In reality, the area — and St. Charles city on the whole — needs to regain its job base. This is difficult since so many manufacturing and professional jobs have fled St. Charles for other locations in St. Charles County. Even the city of St. Charles located its new convention center and hotel not in the old core near the river, but to the southwest on the old county Fairgrounds site which had to be annexed first. The sorts of antique shops that city leaders in St. Charles have pushed on downtown’s Main Street and Frenchtown’s Second Street don’t create many jobs, even if they lure tourists and bring in sales tax revenue. If Riddler and Griffey want to extend the antique store district, they are tying Frenchtown’s future to something that will not help current or future Frenchtown residents.

While increasing density along Second Street would be desirable, I am not sure what new construction the redevelopment entails and whether or not Griffey knows how to build thoughtful urban buildings. The architectural stock of Frenchtown is very important and any new construction must be sensitive in scale, materials, style and such.

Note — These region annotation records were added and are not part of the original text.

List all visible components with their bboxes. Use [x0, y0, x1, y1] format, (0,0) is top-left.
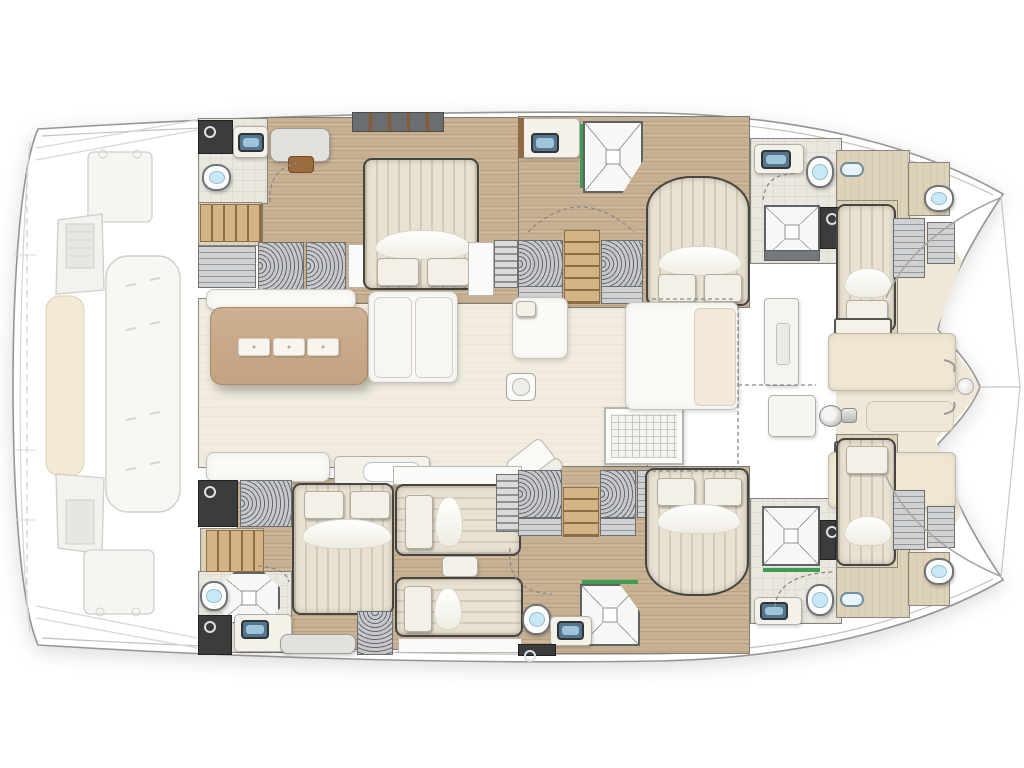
windlass-pad: [768, 395, 816, 437]
galley-island: [210, 307, 368, 385]
pillow: [704, 478, 742, 506]
cabinet-door: [776, 323, 790, 365]
desk: [280, 634, 356, 654]
shelf-unit: [206, 530, 264, 572]
toilet: [806, 584, 834, 616]
locker: [893, 490, 925, 550]
toilet: [806, 156, 834, 188]
toilet: [924, 558, 954, 585]
pillow: [657, 478, 695, 506]
winch-gypsy: [841, 408, 857, 423]
sheet-fold: [302, 519, 392, 549]
pillow: [377, 258, 419, 286]
shelf-unit: [563, 487, 599, 537]
hanging-locker: [601, 240, 643, 288]
double-bed: [363, 158, 479, 290]
deck-hatch: [866, 401, 954, 432]
sheet-fold: [658, 246, 742, 276]
hob: [273, 338, 305, 356]
bath-cabinet: [518, 644, 556, 656]
pillow: [405, 495, 433, 549]
wood-edge: [518, 118, 524, 158]
pillow: [846, 446, 888, 474]
sink: [557, 621, 584, 640]
bow-fender: [957, 378, 974, 395]
shower-glass: [582, 580, 638, 584]
hanging-locker: [357, 611, 393, 655]
bath-mat: [764, 250, 820, 261]
sheet-fold: [375, 230, 471, 260]
single-bed: [395, 577, 523, 637]
pillow: [404, 586, 432, 632]
chaise-lounge: [512, 297, 568, 359]
shelf-unit: [564, 230, 600, 304]
companionway-steps: [494, 240, 518, 288]
stool: [288, 156, 314, 173]
hanging-locker: [306, 242, 346, 290]
sink: [840, 592, 864, 607]
dinette-sofa: [368, 291, 458, 383]
sheet-fold: [844, 268, 892, 298]
companionway-steps: [496, 474, 520, 532]
winch-drum: [819, 405, 843, 427]
locker: [893, 218, 925, 278]
drawer-unit: [600, 518, 636, 536]
double-bed: [292, 483, 394, 615]
toilet: [202, 164, 231, 191]
sheet-fold: [657, 504, 741, 534]
nightstand: [442, 556, 478, 577]
toilet: [200, 581, 228, 611]
hanging-locker: [240, 480, 292, 527]
fwd-sunbed: [828, 333, 956, 391]
side-shelf: [352, 112, 444, 132]
hob: [307, 338, 339, 356]
hob: [238, 338, 270, 356]
cockpit-sofa: [625, 302, 739, 410]
single-bed: [836, 438, 896, 566]
shower-glass: [763, 568, 820, 572]
shower-compartment: [198, 615, 232, 655]
shower-compartment: [198, 120, 233, 154]
sink: [531, 133, 559, 153]
pillow: [427, 258, 469, 286]
saloon-aft-sofa: [206, 452, 330, 482]
sink: [238, 133, 264, 152]
cushion: [694, 308, 736, 406]
pillow: [516, 301, 536, 317]
sheet-fold: [435, 497, 463, 547]
shower: [762, 506, 820, 566]
sheet-fold: [844, 516, 892, 546]
toilet: [924, 185, 954, 212]
toilet: [522, 604, 551, 635]
skylight: [604, 407, 684, 465]
locker: [927, 506, 955, 548]
double-bed: [646, 176, 750, 306]
single-bed: [836, 204, 896, 332]
baseboard: [398, 638, 522, 653]
pillow: [658, 274, 696, 302]
fixtures-layer: [0, 0, 1024, 768]
sheet-fold: [434, 588, 462, 630]
windlass: [815, 399, 859, 433]
shelf-unit: [200, 204, 262, 242]
double-bed: [645, 468, 749, 596]
deck-cabinet: [764, 298, 799, 386]
bench: [468, 242, 494, 296]
wardrobe-dark: [198, 480, 238, 527]
cushion: [415, 297, 453, 378]
hanging-locker: [518, 240, 563, 288]
cushion: [374, 297, 412, 378]
locker: [927, 222, 955, 264]
hanging-locker: [600, 470, 636, 518]
hanging-locker: [518, 470, 562, 518]
sink: [760, 602, 788, 620]
drawer-unit: [198, 246, 256, 288]
locker: [820, 520, 836, 560]
drawer-unit: [518, 518, 562, 536]
mast-base: [506, 373, 536, 401]
pillow: [304, 491, 344, 519]
hanging-locker: [258, 242, 304, 290]
sink: [241, 620, 269, 639]
sink: [761, 150, 791, 169]
pillow: [350, 491, 390, 519]
sink: [840, 162, 864, 177]
pillow: [704, 274, 742, 302]
yacht-floorplan-canvas: [0, 0, 1024, 768]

But a redevelopment plan may simply remake a proud city district into a subdivision. Without good jobs in the city, redevelopment and rising property values could push out longtime residents and the mundane but useful businesses that line north Second Street. Bistros and boutique shops don’t build neighborhoods — they are luxuries that can add a good element to an already-strong place. Frenchtown faces many of the same problems that St. Charles faces, and the redevelopment scheme is a misguided attempt to force a renewal on the district. One thing that Riddler could do to help is to oppose the subsidized development happening elsewhere in the county, stand up for the rights of small businesses that stay in the city like those threatened in Frenchtown and fight for a MetroLink connection of the city of St. Charles (which has enough density to support a line) to the airport. The perfect scenario for redevelopment is impossible but political courage is not. Before rushing to push a whole section of the city into a superficial redevelopment, city council members need to take a stand for the city on other levels.